SALT LAKE CITY — A citizens initiative that would make it more difficult to employ illegal immigrants was filed Tuesday in Salt Lake County in an effort to challenge the state's new guest worker program at the local level.

The proposed "Lawful Employment Ordinance" was delivered to the Salt Lake County Clerk's Office by former Utah Congressman Merrill Cook and members of a new group formed to support the initiative, Citizens Aligned to Secure Utah's Prosperity, or CATSUP.

"We're sending a spear right through what the Legislature just passed," Cook said, referring to HB116, "Utah's very unconstitutional, totally amnesty ladened guest worker permit program."

Speaking to the cheers of nearly 50 supporters, many wearing T-shirts printed with ketchup bottles, Cook said they were fighting the guest worker program because it "makes Utah the sanctuary, amnesty capital of America. And we are bound and determined to put a stop to that."

Cook, who helped bring three other mostly tax-related initiatives to Utah voters over the years that ultimately failed at the ballot box, said he was attempting this time to change a law through local, rather than statewide petition drives.

He said a similar petition also was filed Tuesday in Washington County, and drives are expected to be launched soon in other counties and municipalities, including those within Salt Lake County.

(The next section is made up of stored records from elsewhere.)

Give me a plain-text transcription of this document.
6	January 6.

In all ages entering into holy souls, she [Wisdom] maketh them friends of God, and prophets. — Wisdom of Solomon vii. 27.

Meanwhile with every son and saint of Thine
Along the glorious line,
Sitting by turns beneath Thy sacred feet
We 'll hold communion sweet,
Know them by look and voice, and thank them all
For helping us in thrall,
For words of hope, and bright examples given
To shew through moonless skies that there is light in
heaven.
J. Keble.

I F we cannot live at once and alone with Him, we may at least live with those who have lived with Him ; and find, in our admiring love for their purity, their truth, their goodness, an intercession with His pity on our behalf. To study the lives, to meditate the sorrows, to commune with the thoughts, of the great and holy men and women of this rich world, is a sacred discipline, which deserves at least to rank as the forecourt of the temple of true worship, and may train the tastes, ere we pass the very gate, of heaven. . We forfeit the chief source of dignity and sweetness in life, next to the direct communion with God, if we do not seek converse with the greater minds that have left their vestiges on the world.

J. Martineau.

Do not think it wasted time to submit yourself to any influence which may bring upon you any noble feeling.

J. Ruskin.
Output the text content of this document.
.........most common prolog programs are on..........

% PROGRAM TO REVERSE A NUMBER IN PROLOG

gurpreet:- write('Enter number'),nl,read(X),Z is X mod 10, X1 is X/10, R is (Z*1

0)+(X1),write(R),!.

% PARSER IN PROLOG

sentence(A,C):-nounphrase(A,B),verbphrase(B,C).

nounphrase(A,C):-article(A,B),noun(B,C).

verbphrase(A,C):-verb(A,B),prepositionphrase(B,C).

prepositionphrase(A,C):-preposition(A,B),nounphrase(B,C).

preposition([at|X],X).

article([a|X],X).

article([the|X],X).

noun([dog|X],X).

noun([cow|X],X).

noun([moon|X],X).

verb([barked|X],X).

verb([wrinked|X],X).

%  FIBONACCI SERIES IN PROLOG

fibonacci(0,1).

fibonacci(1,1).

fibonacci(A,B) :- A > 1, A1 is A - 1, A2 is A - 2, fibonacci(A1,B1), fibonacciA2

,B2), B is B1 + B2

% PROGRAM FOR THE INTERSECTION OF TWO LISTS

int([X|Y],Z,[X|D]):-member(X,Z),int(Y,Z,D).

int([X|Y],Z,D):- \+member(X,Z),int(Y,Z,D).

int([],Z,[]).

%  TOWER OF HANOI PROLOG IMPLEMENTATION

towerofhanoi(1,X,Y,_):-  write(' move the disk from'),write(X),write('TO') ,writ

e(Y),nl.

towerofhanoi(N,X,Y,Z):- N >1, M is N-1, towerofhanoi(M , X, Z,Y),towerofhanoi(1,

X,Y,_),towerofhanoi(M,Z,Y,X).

"I want to have at least some wins," Cook said, acknowledging the effort could create a situation where the guest worker program was used in some jurisdictions and not others.

If enough voter signatures are collected to qualify the initiative for the ballot — and if voters approve it — employers that hire undocumented workers would be penalized, by first suspending and, for a subsequent violation, revoking their business licenses.

The ordinance also aims to stop the controversial guest worker program passed by the 2011 Legislature, Cook said, through making  "unauthorized aliens" as defined by federal law unable to participate.

The initiative filing comes as delegates to Saturday's state GOP convention are being asked to approve a resolution calling for HB116, to be repealed. The law is set to take effect in 2013, or sooner if a federal waiver is granted.

Cook said he supports the GOP resolution calling for the repeal of HB116 and expects to circulate initiative petitions at the party's state convention. He said unlike the initiative, however, the resolution is "an important suggestion for the Legislature."

Salt Lake County Elections Director Scott Konopasek said the filing submitted by Cook Tuesday will be reviewed by the county auditor to determine if it has a fiscal impact as well as the county attorney.